Hal ini menghambat masyarakat untuk membangun rumah, termasuk para kontraktor yang sedang mengerjakan konstruksi perumahan terkena imbasnya.
“Pemerintah harus jelas terkait dengan regulasi ini, karena kita tahu bahwa belum ditentukan keputusan dari BMAD ini, iya atau tidak, barang itu sudah langka. Kalau barang sudah langka real estate sulit untuk membangun padahal kontrak sudah berjalan, konstruksi sudah berjalan, kita juga melihat masyarakat pada akhirnya harus menanggung biaya akibat kelangkaan ini,” bebernya.
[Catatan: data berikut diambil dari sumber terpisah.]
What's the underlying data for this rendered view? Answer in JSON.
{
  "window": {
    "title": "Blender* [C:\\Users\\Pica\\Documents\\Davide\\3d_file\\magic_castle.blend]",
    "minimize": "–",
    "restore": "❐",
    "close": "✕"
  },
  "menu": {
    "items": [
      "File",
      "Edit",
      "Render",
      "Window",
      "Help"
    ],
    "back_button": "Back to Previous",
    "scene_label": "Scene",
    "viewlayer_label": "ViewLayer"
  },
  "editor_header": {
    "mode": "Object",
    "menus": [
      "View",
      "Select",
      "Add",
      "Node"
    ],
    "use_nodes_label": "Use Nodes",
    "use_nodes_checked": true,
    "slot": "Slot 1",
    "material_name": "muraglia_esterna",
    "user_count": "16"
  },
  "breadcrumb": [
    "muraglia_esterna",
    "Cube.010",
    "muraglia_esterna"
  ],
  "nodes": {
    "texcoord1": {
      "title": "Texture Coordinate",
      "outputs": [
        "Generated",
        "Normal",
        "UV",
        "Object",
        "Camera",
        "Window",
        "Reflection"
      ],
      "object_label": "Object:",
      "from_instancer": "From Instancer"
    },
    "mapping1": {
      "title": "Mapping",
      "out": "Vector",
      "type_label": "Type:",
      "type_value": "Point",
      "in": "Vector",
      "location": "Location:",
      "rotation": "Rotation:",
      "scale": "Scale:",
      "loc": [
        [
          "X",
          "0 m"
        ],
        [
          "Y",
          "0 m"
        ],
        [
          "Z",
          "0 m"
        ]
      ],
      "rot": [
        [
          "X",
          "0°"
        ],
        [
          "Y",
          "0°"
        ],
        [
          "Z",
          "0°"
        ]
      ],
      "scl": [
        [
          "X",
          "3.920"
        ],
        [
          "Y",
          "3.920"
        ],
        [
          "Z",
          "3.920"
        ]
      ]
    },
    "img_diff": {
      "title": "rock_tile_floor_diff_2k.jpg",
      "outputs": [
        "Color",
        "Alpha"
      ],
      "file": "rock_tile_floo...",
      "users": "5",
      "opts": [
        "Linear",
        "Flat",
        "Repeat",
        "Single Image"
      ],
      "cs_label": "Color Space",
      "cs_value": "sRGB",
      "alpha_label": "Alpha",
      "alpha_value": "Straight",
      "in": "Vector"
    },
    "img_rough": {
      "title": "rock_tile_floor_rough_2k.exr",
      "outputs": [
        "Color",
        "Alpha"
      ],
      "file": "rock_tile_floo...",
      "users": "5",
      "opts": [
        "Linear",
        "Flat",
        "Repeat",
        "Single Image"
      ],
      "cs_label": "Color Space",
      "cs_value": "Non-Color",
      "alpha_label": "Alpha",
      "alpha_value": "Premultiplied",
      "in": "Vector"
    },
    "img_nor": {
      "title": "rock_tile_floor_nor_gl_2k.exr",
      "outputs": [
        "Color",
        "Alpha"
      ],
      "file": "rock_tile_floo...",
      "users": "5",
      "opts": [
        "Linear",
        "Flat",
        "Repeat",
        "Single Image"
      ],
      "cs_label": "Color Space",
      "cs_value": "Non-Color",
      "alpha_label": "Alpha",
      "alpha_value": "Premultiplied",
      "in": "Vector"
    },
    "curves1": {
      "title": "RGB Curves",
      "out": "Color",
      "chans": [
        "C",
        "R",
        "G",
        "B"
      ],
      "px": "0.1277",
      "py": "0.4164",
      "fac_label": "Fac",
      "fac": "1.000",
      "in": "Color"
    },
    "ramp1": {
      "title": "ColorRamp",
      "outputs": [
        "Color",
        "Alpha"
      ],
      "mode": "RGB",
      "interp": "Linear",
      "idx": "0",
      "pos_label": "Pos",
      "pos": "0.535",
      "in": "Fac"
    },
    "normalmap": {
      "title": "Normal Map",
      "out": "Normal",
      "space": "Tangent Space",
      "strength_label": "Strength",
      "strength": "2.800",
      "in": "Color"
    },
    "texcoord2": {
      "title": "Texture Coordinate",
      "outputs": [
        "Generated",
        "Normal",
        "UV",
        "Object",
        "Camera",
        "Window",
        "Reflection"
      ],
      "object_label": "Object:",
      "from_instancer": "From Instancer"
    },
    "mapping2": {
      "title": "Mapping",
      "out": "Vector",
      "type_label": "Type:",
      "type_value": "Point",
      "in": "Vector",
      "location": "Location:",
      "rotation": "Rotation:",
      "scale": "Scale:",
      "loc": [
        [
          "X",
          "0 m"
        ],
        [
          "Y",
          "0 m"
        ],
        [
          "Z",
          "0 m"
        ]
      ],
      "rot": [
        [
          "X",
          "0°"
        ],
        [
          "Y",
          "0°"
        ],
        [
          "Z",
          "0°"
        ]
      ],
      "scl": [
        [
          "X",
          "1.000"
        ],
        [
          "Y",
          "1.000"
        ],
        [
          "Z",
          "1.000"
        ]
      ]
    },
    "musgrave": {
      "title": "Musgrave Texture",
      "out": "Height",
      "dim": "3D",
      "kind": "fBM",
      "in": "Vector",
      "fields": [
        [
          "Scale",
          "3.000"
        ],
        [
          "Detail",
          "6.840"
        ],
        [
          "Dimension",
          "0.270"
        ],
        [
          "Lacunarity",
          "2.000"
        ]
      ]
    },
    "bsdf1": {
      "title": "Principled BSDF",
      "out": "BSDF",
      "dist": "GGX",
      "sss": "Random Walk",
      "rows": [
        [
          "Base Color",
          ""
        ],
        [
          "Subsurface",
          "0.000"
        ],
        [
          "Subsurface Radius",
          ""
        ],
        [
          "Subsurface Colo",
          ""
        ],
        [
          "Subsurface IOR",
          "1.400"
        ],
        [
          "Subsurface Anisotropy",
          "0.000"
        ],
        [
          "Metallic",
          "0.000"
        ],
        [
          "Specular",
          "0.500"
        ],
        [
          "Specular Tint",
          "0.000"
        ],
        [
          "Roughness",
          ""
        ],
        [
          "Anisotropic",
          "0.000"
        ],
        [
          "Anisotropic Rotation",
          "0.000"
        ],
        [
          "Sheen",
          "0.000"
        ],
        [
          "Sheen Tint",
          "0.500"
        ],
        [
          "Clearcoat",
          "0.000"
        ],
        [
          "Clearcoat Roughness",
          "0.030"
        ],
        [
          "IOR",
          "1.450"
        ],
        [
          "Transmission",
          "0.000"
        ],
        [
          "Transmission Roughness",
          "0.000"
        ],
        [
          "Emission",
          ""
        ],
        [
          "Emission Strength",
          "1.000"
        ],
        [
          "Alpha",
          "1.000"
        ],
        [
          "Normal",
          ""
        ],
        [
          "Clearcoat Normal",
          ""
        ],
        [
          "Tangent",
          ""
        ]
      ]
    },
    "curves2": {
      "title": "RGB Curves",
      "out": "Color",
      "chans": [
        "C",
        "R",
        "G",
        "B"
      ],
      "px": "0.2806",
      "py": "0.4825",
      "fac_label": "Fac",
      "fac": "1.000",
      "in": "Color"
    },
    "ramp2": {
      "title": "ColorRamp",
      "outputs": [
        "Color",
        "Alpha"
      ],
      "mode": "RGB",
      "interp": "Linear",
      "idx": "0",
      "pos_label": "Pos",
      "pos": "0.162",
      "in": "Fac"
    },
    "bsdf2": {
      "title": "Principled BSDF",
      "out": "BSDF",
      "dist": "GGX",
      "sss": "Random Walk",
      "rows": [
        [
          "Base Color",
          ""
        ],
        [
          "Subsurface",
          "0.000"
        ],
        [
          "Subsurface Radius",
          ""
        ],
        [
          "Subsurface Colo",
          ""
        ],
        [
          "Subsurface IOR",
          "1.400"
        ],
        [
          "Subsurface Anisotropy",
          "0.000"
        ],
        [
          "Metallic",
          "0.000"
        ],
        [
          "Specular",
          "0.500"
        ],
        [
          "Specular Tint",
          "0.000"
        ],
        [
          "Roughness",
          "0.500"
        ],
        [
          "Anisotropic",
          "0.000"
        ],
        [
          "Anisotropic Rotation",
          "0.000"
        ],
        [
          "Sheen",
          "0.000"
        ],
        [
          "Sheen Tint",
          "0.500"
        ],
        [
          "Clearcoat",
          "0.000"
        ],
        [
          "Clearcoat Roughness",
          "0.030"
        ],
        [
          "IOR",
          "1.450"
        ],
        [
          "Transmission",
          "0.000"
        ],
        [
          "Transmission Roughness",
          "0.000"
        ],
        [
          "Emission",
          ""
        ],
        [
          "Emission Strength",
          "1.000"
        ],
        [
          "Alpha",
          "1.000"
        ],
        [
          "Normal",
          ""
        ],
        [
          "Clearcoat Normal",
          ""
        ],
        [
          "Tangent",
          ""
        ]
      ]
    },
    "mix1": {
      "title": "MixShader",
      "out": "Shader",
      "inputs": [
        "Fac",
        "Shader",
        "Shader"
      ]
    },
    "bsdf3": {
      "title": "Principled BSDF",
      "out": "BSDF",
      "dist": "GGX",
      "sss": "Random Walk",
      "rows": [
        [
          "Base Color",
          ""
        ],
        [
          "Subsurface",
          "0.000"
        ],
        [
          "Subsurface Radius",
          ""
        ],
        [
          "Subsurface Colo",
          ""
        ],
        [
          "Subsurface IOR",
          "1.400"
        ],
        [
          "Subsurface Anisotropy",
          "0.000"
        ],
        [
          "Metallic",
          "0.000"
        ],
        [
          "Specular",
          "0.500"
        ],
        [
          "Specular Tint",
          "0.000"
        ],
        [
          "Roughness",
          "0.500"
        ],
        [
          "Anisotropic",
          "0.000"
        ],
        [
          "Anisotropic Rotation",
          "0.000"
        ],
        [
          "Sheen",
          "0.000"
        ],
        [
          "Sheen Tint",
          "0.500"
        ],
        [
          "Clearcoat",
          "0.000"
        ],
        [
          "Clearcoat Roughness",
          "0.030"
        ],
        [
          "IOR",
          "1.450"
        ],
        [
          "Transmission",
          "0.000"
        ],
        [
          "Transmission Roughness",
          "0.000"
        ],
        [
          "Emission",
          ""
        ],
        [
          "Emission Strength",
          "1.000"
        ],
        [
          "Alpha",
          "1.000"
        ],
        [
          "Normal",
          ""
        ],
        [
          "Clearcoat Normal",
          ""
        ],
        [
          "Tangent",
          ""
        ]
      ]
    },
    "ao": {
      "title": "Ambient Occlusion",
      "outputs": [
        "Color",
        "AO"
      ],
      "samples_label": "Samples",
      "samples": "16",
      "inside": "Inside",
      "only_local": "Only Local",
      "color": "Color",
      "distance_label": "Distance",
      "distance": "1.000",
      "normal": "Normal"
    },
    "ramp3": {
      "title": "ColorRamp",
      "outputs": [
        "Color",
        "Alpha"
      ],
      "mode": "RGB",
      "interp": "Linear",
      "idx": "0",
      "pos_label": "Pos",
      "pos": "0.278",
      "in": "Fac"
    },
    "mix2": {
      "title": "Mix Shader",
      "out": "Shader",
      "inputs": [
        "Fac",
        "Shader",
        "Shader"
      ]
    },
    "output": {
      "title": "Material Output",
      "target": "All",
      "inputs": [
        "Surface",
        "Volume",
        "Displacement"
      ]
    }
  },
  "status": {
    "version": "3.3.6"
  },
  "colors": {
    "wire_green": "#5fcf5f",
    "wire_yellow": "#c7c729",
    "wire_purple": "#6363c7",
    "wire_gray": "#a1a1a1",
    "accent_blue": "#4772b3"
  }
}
Kelangkaan ini, menurutnya mengerek harga keramik naik dan memukul daya beli masyarakat menjadi turun. Andry menghimbau pemerintah supaya tidak membuat kebijakan kontraproduktif yang membuat tekanan terhadap konsumsi masyarakat.
“Jadi menurut saya dampaknya sudah mulai terasa dan kita harus melihat di sisi lain, daya beli dari masyarakat ini sedang menurun, kelas menengah sedang turun degradasi ke kelas bawah ini menurut saya harus dilihat bahwa kita tidak boleh mengeluarkan regulasi yang pada akhirnya memberikan tekanan terhadap konsumsi dari masyarakat menengah,” tegasnya.
Lanjut Andry menyampaikan rencana penerapan BMAD yang awalnya mencapai 200 persen kini berubah turun menjadi sekitar 40-50 persen pun dipertanyakan, sebab mau sekecil apapun tarif yang dipatok harus dibuktikan secara objektif terlebih dahulu bahwa telah terjadi dumping.
“Regulasi itu harus jelas bahkan mau dibuat 10 persen sekalipun, kecil sekalipun harus terbukti bahwa ternyata memang terbukti dumping sebesar 10 persen, sehingga kita bisa mengenakan bea masuk 10 persen, nah ini tidak ada buktinya apa?” tegasnya lagi.
“Bahkan menurunkan dari 200 persen ke 50 persen berarti ini kan hanya regulasi yang dibangun oleh intuisi yang bersifat subjektif bukan objektif, kepercayaan dari para pelaku usaha akan turun pada pemerintah. Oh ternyata regulasi yang dibuat ini semata-mata hanya bersifat subjektif,” pungkas Andry.